It didn’t take long for both of us to spiral over the edge, coming in a rush of sweaty limbs and greedy touches.
Chest heaving, I rolled to the side so I didn’t crush her. My shoulder pressed against hers, and I felt her leg hook over mine, keeping us close and connected.
“Jesus,” I exhaled, as I stared unseeing eyes at the smooth ceiling overhead.
“I know,” Mac agreed heavily from my side.
The longer we lay side by side, unmoving, the more my thoughts intruded, drawing me out and away from the moment. I worried Mac would push me away or make light of what had happened between us—whatkepthappening between us.
So I started talking, a desperate need to keep us right here, in this together. “What’s your favorite prank we ever pulled on each other?”
That startled a laugh out of her. “Oh, God. I don’t know if I can pick.” Then after a moment, “Remember when you signed me up to run for homecoming, and I actually placed and got a spot on the court?”
I grinned.
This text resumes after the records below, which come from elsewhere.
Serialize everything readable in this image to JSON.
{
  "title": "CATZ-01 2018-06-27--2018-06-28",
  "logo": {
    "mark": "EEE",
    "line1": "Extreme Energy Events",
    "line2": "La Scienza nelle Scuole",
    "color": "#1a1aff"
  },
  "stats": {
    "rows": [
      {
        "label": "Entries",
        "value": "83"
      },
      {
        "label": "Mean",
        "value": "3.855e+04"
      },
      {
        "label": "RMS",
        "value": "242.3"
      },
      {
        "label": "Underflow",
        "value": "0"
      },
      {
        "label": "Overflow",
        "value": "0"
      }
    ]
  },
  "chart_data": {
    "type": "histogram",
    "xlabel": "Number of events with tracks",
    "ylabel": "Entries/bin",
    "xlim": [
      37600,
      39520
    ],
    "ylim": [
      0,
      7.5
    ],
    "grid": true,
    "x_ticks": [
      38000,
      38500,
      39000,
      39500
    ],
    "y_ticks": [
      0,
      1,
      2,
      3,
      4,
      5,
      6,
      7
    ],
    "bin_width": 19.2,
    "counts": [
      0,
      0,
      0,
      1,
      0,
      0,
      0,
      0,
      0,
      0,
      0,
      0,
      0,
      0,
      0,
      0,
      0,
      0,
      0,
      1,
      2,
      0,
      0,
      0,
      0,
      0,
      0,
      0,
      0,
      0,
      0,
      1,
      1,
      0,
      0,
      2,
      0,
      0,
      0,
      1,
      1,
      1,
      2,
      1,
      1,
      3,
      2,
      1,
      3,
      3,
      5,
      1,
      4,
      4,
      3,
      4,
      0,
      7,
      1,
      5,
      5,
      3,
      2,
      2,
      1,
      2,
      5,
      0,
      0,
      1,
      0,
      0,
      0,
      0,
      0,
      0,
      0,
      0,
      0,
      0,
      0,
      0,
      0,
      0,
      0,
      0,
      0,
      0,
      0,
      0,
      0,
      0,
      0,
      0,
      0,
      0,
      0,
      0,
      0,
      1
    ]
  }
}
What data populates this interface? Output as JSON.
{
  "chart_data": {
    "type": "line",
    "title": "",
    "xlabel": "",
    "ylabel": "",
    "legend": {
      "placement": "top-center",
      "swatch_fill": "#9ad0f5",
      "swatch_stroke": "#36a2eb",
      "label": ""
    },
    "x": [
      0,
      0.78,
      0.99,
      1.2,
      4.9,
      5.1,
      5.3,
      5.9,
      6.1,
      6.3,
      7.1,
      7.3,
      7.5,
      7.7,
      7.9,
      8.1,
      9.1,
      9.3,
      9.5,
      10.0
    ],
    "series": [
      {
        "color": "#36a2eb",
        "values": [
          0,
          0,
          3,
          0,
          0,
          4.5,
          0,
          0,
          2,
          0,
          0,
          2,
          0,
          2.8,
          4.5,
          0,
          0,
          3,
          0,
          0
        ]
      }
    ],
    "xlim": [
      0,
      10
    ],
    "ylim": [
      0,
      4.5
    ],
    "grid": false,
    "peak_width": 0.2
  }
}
That had been fun. “You just like that it backfired on me.”
“Well, yeah.” But I could hear the smile in her voice, though I was suddenly too chicken to turn my head and confirm. “What’s your favorite?” she asked.
“In fifth grade, when you won the contest to name the road the new library was on.” My lips tugged up on the corners. “Brady Buttface Boulevard was legendary. Ten out of ten. No notes.”
Mac cackled delightedly and buried her face in my arm. When she’d recovered, she admitted, “I spent every minute that summer reading so I could log the most hours and win.”
“You were dedicated,” I admired. “Like a sociopath.”
She laughed again and rolled to face me. I turned, too, propping an elbow up and resting my chin in my hand.
Mac’s expression was warm with the levity of our shared history. But there was so much more to it than that. Moments that were tainted with regret and shame—at least on my part.
“I used to go to Tanner Park with a soccer ball. Just hoping to run into you,” I confessed.
Her smile changed, lips parting in surprise as her gray eyes softened. “You did?”
I nodded. “I said I was just going out to shoot, but I knew you went with your friends sometimes. Twelve-year-old Brady wasn’t very enlightened.”
She poked a finger into my bare chest. “I’m not so sure that twenty-eight-year-old Brady is all that enlightened,” she teased.
I grabbed her finger and placed a kiss against the pad of it before twining our hands together. And instead of looking at her face, I stared at our fingers woven around one another when I admitted, “I had a crush on you. And like a lot of stupid little boys, I went about it all wrong. I teased you and picked on you,looking to get your attention even if it was with some nasty comment or stupid prank. I think after a while, the negative parts stuck.”
The confession pressed a heavy hand around my heart, squeezing until I felt my pulse pound like a drum. I risked a glance at Mac, and she looked dumbfounded.
Maybe it had been stupid to tell her that. There was a helpless and vulnerable voice in my head, calling me every inch a fool. Too much altogether and more than she was willing to hear.
But then her gaze softened, amusement curling her faded red lips. “I don’t know that chopping off my pigtail was the best way to go about making your feelings known, Brady Buttface.”
I smiled, grateful for her response. “You’re still bitter about that one, huh?”
“No six-year-old looks good with an asymmetrical cut. I looked like I was going to ask to speak to the manager.”
We both laughed at the thought of a first-grade Mac with an emergency haircut and the image it provoked. Mine undoubtedly faded and timeworn tender while Mac’s was probably sharper and bolder, like a drawing you’d traced over and over, committing it to vengeful memory.
So much of my youthful stupidity had come about with the intent of keeping and holding Mac’s attention. As we’d grown older, my goals had remained the same. I’d watched dates and hookups come and go, losing her interest. Men that had been forgotten or discarded after a week, a month.
I’d chosen to make myself interesting instead. My methods hadn’t been the best, but I hadn’t been able to stand the thought of her forgetting me. I’d wanted to be memorable, a constant in her life, separate from her family but no less important. To be her last thought before she went to sleep.
Sure, good thoughts would have been nice, too, but I’d taken annoyance and irritation because it meant I was still hanging on, still relevant to the girl who’d occupied my own thoughts so desperately.
And now, after everything, I wanted to burrow down so deep that she’d never be able to get me out.
When our laughter faded, I squeezed her hand and said, “This is where you sayyou also liked me and just tortured me because you were trapped in the mindset of a second grader with a fruitless crush, too.”